Мазепа сбросил шапку и, вздохнувши глубоко, оперся на руки головой. Галина следила за ним встревоженными, опечаленными глазами.

— Зачем же ты хотел спасти ее, если она такая гадина? — произнесла она наконец тихим опечаленным голосом.

Мазепа вздрогнул при звуке ее голоса и заговорил горячо.

— Да, хотел спасти ее, потому что верил ей… О, если бы ты знала, Галина, как умеют они говорить, как умеют туманить мозг горячими словами… небесными улыбками, — глухой бы услышал, немой бы заговорил, камень бы растопился горячими слезами!

— Так это про нее ты все думаешь? Ты за ней скучаешь? Ты хотел бы снова ее увидеть? — голос Галины дрогнул, глаза ее наполнились слезами.

— Нет, нет, дитя мое, мне с тобой лучше всего!

Мазепа взял ее за руки и. поднявши голову, взглянул на Галину.

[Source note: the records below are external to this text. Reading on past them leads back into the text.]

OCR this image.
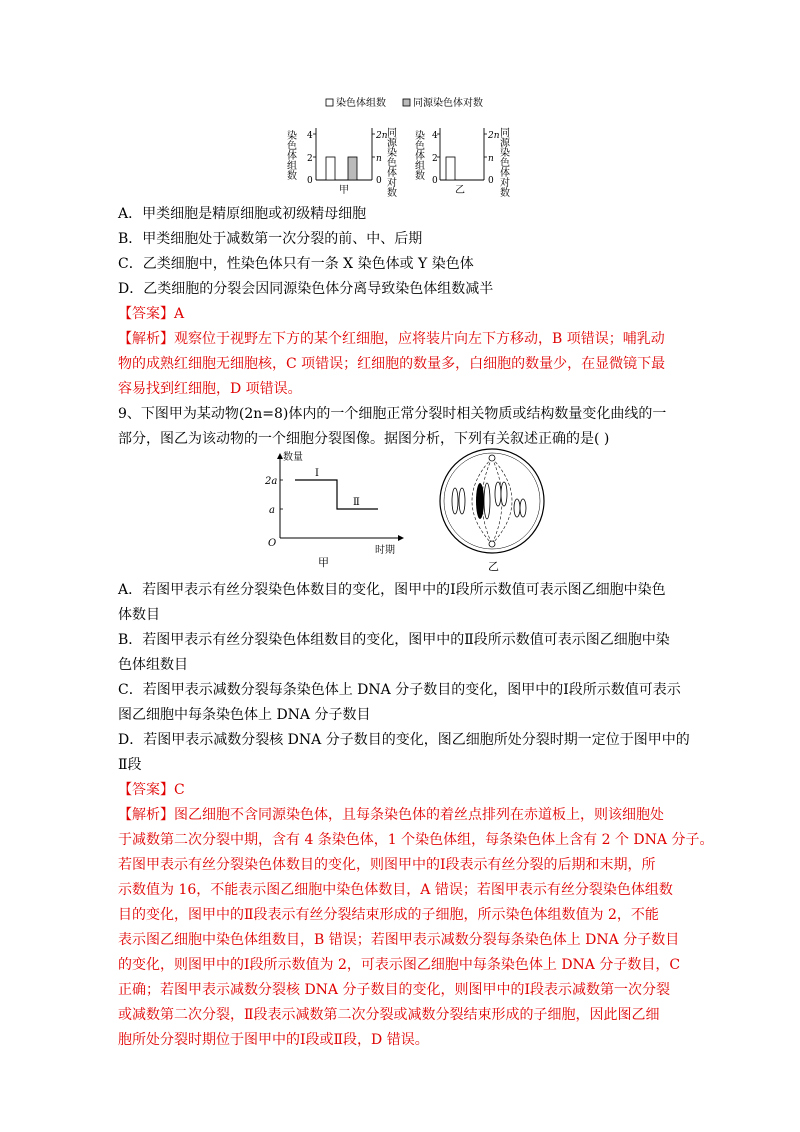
染色体组数	同源染色体对数
染色体组数 4
2
0
2n
n
0 同源染色体对数
甲
染色体组数 4
2
0
2n
n
0 同源染色体对数
乙
A．甲类细胞是精原细胞或初级精母细胞
B．甲类细胞处于减数第一次分裂的前、中、后期
C．乙类细胞中，性染色体只有一条 X 染色体或 Y 染色体
D．乙类细胞的分裂会因同源染色体分离导致染色体组数减半
【答案】A
【解析】观察位于视野左下方的某个红细胞，应将装片向左下方移动，B 项错误；哺乳动
物的成熟红细胞无细胞核，C 项错误；红细胞的数量多，白细胞的数量少，在显微镜下最
容易找到红细胞，D 项错误。
9、下图甲为某动物(2n=8)体内的一个细胞正常分裂时相关物质或结构数量变化曲线的一
部分，图乙为该动物的一个细胞分裂图像。据图分析，下列有关叙述正确的是( )
数量
时期
2a
a
O
Ⅰ
Ⅱ
甲	乙
A．若图甲表示有丝分裂染色体数目的变化，图甲中的Ⅰ段所示数值可表示图乙细胞中染色
体数目
B．若图甲表示有丝分裂染色体组数目的变化，图甲中的Ⅱ段所示数值可表示图乙细胞中染
色体组数目
C．若图甲表示减数分裂每条染色体上 DNA 分子数目的变化，图甲中的Ⅰ段所示数值可表示
图乙细胞中每条染色体上 DNA 分子数目
D．若图甲表示减数分裂核 DNA 分子数目的变化，图乙细胞所处分裂时期一定位于图甲中的
Ⅱ段
【答案】C
【解析】图乙细胞不含同源染色体，且每条染色体的着丝点排列在赤道板上，则该细胞处
于减数第二次分裂中期，含有 4 条染色体，1 个染色体组，每条染色体上含有 2 个 DNA 分子。
若图甲表示有丝分裂染色体数目的变化，则图甲中的Ⅰ段表示有丝分裂的后期和末期，所
示数值为 16，不能表示图乙细胞中染色体数目，A 错误；若图甲表示有丝分裂染色体组数
目的变化，图甲中的Ⅱ段表示有丝分裂结束形成的子细胞，所示染色体组数值为 2，不能
表示图乙细胞中染色体组数目，B 错误；若图甲表示减数分裂每条染色体上 DNA 分子数目
的变化，则图甲中的Ⅰ段所示数值为 2，可表示图乙细胞中每条染色体上 DNA 分子数目，C
正确；若图甲表示减数分裂核 DNA 分子数目的变化，则图甲中的Ⅰ段表示减数第一次分裂
或减数第二次分裂，Ⅱ段表示减数第二次分裂或减数分裂结束形成的子细胞，因此图乙细
胞所处分裂时期位于图甲中的Ⅰ段或Ⅱ段，D 错误。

— Но что с тобой! — вскрикнул он с ужасом и удивлением, останавливая свой взгляд на ее лице. Она была бледна, как полотно, казалась еще бледнее белого венка, покрывавшего головку ее, большие карие глаза ее, подернутые слезами, смотрели на него с тоской, с печалью, с немым укором, казалось, еще мгновение — и эти слезы польются неудержимо из ее глаз.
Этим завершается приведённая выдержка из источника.